Mais après tout, pourquoi le passage de la copie papier à la copie numérisée changerait-il quoi que ce soit à notre métier ? C’est à cette question que répond le livre de Laurent Boyer, Socrate à Santorin. Sans nier les critiques spécifiques qu’on peut faire à l’outil (une ergonomie perfectible, la fatigue visuelle de la correction sur écran, le risque de surveillance des correcteurs, etc.), le livre cherche surtout à en présenter une critique générale, qu’on pourrait dire anthropologique.

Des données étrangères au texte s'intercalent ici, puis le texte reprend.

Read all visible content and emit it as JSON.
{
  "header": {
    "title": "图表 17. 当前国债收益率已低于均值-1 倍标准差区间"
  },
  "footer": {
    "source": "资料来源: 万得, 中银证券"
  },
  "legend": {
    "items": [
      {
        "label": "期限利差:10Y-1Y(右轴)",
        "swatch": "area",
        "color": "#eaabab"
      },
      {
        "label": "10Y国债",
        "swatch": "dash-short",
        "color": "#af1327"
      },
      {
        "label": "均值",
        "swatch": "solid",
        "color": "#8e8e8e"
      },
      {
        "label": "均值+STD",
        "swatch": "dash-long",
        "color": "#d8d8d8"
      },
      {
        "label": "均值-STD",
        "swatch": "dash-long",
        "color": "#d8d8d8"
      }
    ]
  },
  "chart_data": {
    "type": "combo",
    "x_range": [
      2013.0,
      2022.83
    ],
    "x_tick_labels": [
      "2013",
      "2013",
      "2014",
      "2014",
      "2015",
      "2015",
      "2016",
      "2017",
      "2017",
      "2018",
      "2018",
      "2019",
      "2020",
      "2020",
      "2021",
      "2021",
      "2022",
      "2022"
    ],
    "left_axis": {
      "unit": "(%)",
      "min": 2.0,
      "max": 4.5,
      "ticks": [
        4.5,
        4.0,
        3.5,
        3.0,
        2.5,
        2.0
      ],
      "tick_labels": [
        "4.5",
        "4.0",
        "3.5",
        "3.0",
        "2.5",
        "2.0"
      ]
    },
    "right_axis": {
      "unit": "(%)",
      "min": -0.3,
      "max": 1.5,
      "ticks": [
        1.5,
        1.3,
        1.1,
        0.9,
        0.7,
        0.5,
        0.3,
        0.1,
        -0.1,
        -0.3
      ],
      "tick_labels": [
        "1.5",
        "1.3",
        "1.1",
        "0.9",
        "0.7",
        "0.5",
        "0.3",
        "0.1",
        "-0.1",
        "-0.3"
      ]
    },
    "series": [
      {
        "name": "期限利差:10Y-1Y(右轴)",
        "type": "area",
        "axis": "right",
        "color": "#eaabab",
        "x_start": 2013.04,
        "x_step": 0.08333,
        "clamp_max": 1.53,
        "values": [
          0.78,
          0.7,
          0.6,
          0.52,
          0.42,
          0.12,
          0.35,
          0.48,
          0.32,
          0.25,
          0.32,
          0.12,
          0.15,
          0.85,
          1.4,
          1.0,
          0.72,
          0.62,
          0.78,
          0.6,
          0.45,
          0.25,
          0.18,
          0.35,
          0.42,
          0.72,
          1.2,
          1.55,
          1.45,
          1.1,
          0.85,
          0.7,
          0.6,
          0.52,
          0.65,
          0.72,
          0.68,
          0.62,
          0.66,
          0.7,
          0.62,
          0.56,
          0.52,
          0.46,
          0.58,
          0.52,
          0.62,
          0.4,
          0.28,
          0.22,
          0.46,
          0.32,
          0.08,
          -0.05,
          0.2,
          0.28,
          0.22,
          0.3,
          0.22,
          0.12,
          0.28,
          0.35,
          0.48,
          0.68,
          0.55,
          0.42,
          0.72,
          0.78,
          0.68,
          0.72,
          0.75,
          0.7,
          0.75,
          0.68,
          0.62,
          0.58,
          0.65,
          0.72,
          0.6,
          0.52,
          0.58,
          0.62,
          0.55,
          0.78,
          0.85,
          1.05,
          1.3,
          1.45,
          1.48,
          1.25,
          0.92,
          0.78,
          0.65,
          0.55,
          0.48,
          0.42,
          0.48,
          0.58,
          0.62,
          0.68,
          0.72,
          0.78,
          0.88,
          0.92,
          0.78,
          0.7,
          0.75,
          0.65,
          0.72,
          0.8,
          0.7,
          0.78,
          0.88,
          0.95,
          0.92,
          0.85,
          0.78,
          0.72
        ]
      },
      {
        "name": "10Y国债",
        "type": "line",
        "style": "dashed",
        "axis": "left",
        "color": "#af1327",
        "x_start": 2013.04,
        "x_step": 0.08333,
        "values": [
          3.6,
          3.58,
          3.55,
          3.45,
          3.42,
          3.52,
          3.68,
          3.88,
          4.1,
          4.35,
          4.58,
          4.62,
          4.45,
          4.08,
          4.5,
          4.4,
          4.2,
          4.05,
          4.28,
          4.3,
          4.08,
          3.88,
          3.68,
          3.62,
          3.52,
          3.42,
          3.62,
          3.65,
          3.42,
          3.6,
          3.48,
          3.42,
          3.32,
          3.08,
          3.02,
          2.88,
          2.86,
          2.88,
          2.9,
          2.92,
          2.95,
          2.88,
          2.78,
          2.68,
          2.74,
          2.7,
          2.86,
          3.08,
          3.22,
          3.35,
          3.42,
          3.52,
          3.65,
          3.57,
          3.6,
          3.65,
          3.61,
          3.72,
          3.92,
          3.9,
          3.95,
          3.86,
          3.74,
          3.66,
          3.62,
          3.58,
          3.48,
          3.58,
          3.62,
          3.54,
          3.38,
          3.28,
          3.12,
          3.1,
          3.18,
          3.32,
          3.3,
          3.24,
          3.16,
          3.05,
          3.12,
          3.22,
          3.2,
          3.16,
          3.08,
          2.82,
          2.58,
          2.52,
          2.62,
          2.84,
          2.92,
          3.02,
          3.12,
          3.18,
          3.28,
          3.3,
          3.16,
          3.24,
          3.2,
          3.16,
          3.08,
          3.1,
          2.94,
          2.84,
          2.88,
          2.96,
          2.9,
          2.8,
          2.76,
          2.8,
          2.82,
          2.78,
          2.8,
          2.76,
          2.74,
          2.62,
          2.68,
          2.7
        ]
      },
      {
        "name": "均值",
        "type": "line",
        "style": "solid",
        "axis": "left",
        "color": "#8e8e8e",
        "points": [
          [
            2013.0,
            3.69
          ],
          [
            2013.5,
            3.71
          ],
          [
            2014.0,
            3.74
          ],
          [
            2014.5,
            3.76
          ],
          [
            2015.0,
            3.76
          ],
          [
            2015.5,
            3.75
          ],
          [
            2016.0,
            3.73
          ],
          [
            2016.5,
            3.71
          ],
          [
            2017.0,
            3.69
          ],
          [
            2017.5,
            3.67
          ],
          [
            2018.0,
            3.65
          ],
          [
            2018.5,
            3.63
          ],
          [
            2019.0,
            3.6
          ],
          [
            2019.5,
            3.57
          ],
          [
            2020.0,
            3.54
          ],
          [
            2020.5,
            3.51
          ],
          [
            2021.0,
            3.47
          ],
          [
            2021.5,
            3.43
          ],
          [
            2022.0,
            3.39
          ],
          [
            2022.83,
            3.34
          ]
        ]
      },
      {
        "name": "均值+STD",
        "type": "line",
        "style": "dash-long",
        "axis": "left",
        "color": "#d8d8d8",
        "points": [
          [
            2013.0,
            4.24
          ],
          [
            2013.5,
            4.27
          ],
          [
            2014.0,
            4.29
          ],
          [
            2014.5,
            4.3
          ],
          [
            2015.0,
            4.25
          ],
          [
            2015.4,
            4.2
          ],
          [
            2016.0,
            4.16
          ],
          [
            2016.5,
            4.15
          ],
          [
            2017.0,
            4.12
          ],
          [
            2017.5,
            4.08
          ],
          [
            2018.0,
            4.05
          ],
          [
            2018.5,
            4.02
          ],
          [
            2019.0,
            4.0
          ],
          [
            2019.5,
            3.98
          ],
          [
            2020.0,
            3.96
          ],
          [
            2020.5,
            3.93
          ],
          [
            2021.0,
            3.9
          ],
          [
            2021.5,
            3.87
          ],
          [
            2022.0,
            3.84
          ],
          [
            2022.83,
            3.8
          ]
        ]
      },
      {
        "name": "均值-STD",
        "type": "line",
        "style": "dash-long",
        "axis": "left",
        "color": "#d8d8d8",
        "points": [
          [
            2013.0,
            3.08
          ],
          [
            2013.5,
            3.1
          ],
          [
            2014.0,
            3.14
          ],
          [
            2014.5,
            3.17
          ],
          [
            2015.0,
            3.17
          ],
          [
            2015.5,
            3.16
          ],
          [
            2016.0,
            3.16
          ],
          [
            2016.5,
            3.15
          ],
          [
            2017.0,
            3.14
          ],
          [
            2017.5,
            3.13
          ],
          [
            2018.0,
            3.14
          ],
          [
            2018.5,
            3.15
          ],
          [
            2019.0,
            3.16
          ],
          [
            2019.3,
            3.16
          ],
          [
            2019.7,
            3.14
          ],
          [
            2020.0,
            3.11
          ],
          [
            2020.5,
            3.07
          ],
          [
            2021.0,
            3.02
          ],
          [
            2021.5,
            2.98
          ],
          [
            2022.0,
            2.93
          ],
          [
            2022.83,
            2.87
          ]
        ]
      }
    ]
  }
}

Pour cette raison, le livre, loin de se limiter à la critique de Santorin, s’attaque plus généralement à l’informatisation de l’enseignement, et à l’invasion progressive des écrans (chapitres I et II). S’appuyant sur la critique de la neutralité de la technique de Jacques Ellul, Boyer remarque que les fabricants de logiciels et leurs promoteurs voient souvent leurs outils comme ne faisant que faciliter et accélérer la réalisation de tâches fixes et bien définies. Mais c’est une illusion, car ces outils numériques changent le sens des activités. Faire l’appel, c’est en apparence contrôler des absences, et cela peut facilement être automatisé, et gagner ainsi plusieurs heures par an. Mais ce n’est pas que cela : c’est aussi établir une relation entre professeurs et élèves, et même entre élèves au sein d’un groupe-classe. Croyant faciliter le métier, la technique, ici, reviendrait en réalité à dégrader la relation pédagogique. Il serait facile d’étendre la liste des exemples, tant un outil comme Pronote a progressivement aspiré la quasi-totalité des activités scolaires (absences, bulletins, livrets, agenda, cahier de texte) et changé leur nature et leur déroulement. Qu’on pense notamment aux conseils de classe, devenus des chambres d’enregistrement plutôt que des lieux d’échange.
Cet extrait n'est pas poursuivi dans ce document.